Chodzi przecież o to, aby się porozumieć
REGION – Językiem migowym interesują się urzędnicy, mieszkańcy i wszyscy ci, którzy chcą komunikować się z osobami niepełnosprawnymi
Obowiązuje już ustawa, mówiąca o tym, że w każdej państwowej instytucji powinna znaleźć się osoba, znająca język migowy. O udogodnieniach dla osób niesłyszących rozmawialiśmy z Mariolą Czadankiewicz–Klimek, od 12 lat pracującą z osobami niesłyszącymi.
Szymon Kamczyk: Słyszałem, że nie zawsze można się porozumieć z osobą niesłyszącą za pomocą kartki i długopisu?
Mariola Czadankiewicz–Klimek: Faktycznie nie zawsze. Wszystko zależy od stopnia opanowania języka polskiego przez osobę niesłyszącą. Jeżeli jest to osoba głuchoniema od urodzenia, to stopień znajomości języka polskiego jest na bardzo niskim poziomie. Wtedy zapis jest często taki jak miganie, czyli gesty w języku migowym. W Polskim Związku Głuchych mamy też takie osoby, które nie znają języka polskiego, nie potrafią pisać, a co za tym idzie także czytać. To głównie osoby starsze, po 70. roku życia. Najczęściej ukończyły tylko 3 klasy szkoły podstawowej.
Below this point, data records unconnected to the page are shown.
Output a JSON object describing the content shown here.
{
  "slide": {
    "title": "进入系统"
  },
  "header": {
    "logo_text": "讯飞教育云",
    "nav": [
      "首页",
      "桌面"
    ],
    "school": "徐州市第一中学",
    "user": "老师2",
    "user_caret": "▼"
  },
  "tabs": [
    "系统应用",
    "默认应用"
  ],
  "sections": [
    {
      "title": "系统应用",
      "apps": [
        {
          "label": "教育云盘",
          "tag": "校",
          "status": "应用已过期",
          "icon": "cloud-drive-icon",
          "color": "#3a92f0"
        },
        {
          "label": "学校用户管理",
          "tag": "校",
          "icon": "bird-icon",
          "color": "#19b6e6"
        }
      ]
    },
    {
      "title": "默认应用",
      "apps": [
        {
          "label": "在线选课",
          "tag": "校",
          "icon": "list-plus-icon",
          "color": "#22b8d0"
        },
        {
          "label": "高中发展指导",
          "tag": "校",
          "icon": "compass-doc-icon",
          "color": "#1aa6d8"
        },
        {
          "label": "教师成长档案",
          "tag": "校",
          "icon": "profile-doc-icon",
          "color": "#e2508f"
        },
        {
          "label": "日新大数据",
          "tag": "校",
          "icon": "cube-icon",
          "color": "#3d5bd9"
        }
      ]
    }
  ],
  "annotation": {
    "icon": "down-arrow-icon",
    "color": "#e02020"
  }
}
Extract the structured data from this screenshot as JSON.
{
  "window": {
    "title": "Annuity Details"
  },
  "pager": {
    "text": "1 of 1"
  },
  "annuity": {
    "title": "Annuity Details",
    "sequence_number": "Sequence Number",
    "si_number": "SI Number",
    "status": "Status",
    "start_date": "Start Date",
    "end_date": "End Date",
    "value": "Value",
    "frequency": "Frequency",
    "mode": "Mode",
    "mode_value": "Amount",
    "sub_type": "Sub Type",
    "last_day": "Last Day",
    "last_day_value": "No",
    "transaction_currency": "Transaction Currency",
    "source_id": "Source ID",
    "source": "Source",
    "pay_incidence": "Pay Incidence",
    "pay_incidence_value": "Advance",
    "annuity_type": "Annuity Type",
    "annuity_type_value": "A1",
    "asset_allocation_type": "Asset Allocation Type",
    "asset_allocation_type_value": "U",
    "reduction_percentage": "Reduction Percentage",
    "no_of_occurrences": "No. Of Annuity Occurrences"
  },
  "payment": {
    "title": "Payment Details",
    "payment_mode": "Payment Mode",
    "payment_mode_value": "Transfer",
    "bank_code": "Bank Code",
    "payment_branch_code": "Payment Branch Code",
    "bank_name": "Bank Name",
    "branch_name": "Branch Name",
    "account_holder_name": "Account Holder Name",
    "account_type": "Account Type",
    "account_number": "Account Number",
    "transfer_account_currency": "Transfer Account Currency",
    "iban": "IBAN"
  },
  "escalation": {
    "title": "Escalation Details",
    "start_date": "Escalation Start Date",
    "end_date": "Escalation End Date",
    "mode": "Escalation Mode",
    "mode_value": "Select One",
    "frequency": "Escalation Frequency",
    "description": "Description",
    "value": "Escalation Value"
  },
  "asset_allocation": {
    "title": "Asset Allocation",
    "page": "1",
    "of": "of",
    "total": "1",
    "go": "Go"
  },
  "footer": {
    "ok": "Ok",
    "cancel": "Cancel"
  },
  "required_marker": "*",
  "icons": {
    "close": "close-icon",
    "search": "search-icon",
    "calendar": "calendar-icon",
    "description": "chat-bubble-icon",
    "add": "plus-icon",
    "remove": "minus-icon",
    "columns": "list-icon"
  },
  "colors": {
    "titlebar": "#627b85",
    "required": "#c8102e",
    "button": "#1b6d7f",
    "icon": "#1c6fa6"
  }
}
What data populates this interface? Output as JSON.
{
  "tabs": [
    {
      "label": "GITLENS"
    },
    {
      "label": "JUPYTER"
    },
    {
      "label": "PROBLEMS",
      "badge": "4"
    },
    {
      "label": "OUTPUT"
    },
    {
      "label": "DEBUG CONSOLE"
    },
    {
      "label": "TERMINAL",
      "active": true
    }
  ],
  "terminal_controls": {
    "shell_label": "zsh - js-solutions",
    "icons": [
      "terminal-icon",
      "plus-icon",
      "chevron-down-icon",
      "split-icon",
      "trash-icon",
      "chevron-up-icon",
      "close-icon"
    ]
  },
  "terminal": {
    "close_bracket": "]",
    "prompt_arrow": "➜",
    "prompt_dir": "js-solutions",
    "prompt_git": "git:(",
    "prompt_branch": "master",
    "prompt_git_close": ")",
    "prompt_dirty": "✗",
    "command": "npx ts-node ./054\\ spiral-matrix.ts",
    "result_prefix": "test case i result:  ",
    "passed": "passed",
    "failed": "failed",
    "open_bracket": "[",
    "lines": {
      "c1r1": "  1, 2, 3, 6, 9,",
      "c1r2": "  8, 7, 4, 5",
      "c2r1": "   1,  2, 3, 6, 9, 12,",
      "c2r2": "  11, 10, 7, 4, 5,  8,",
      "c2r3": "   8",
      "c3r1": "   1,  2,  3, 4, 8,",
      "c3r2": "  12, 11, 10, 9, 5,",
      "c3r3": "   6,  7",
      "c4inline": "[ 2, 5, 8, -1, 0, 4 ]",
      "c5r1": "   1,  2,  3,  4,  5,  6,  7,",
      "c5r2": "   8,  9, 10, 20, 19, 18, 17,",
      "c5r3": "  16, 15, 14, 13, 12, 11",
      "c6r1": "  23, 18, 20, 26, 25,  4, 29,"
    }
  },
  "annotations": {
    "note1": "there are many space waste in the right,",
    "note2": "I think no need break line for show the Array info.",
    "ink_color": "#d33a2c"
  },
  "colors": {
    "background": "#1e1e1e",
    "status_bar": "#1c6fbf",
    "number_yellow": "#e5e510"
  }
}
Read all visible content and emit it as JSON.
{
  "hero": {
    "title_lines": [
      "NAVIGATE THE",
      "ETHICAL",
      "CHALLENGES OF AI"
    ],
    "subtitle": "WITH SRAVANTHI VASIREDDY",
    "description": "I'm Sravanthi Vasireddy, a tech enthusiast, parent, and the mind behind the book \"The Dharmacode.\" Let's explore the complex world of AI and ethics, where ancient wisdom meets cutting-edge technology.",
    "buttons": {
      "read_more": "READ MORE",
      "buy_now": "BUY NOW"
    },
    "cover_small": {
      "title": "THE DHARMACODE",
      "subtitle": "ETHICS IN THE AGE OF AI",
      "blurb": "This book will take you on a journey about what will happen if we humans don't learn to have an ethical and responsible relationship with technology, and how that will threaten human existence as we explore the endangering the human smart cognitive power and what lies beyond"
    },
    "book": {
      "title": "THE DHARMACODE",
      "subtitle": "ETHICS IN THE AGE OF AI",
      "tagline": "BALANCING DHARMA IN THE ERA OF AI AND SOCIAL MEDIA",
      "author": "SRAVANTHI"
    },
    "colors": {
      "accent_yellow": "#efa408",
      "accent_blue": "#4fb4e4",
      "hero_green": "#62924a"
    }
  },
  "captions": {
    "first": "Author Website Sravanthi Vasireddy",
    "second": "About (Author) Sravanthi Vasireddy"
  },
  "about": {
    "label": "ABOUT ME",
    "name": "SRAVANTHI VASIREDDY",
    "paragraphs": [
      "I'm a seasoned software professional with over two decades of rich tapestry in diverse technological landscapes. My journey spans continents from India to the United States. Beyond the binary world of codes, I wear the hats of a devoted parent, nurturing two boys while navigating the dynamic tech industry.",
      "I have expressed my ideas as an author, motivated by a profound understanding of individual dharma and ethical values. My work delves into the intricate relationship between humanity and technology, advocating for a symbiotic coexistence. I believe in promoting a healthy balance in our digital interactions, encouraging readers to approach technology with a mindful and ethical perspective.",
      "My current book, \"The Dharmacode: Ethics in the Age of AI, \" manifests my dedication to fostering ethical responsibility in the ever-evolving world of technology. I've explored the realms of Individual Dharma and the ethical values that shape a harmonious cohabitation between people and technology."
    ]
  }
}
Te osoby potrafią się podpisać, na zasadzie wyrysowania swojego podpisu. Ja również długo nie zdawałam sobie z tego sprawy. Kiedyś zapytałam jedną panią, jakie miała nazwisko panieńskie. Ona zaczęła je literować, ale za każdym razem wychodziło coś innego. W końcu wpadła na pomysł, że pokaże mi dowód osobisty, gdzie było wpisane nazwisko.
– Ilu ich jest w naszym regionie?
– Koło terenowe PZG mieści się w Rybniku. Razem z podopiecznymi to ok 250 osób. To niesłyszący z Rybnika,Wodzisławia, Jastrzębia i okolic tych miast. Są to osoby zrzeszone albo takie, które chcąc załatwić jakąś sprawę, zgłaszają sie do PZG.
– Ile czasu trzeba poświęcić na naukę migania?
– Żeby się go dobrze nauczyć, trzeba parę dobrych lat i częstego kontaktu z niesłyszącymi. Nawet raz w tygodniu to za mało. Kurs języka migowego składa się z trzech stopni. Każdy z nich trwa ok. dwa miesiace. Wiele zależy od umiejętności przyswajania danych znaków. Po pierwszym stopniu kursu języka migowego, kursant jest w stanie w podstawowym zakresie porozumieć się z osobą głuchoniemą. Niesłyszący też wiedzą, że słyszący uczą się systemu, więc starają się wolniej migać. Chodzi przecież o to, aby się wzajemnie porozumieć.